Court Opinion

ID: 7986035
Source: CourtListenerOpinion
Date Created: 2022-09-09 01:25:41.807603+00
Date Added: 2024-06-11T16:35:12.205791
License: Public Domain

Campbell, C. J.,
delivered the opinion of the court.
Upon the facts presented by this record it seems to us that § 2173 ‘of the Code of 1871 barred the action as to all the land sued for which was sold by virtue of the order of the probate court. Jeffries was such guardian as was embraced by the statute cited. Hall v. Wells, 54 Miss. 289. And the sale appears to have been made in good faith and the purchase-money was paid. It devolves on him who invokes the bar of that statute to show the conditions which make it applicable^ viz.: That the sale was made in good faith, to execute an order of sale made by the probate court, and that the purchase-money was paid.
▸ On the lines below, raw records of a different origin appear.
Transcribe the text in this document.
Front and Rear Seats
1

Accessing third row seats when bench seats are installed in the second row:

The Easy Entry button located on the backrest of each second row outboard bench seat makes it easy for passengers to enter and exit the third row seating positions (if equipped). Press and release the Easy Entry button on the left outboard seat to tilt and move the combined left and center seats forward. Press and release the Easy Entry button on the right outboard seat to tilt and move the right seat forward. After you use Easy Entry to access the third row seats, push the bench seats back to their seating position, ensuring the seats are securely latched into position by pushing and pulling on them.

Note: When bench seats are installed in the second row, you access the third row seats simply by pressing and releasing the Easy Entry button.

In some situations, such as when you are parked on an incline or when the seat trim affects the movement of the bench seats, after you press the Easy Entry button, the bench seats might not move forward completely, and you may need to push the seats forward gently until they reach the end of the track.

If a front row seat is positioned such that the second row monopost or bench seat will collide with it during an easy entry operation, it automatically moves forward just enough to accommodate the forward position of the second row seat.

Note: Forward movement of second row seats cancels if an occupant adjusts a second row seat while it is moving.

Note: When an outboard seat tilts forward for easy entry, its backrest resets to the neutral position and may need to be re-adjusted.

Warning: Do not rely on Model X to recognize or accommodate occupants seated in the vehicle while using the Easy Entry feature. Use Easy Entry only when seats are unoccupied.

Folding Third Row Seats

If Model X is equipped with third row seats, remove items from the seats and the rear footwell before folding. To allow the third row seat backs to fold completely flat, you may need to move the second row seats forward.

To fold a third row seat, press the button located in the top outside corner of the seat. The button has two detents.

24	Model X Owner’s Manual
If there was an order of sale by the probate court, and the sale was made in the honest purpose to exe*509cute the order, and the purchaser bought in the honest effort to obtain title and paid the purchase-money, the fact that the guardian may have desired the sale to be made that he might get and use the money did not affect the good faith of the saledf there was no collusion between him and the purchaser, and it is not intimated that there was in this case.
The good faith of Mullins, who bought from Hill, had nothing to do with the operation of the “ one-year statute ” cited, and the instructions to that effect were inaccurate. The principle that bona-fides in seller or buyer will protect belongs to a different class of cases and has no application to the statute cited. The verdict and judgment were for the defendants below as to all the land. As to some small subdivisions, this appears to be erroneous, because they were either not ordered to be sold by the guardian or were not sold by him.
The ten-years statute did not bar the plaintiffs on the facts disclosed.

Judgment reversed and cause remanded for a new trial.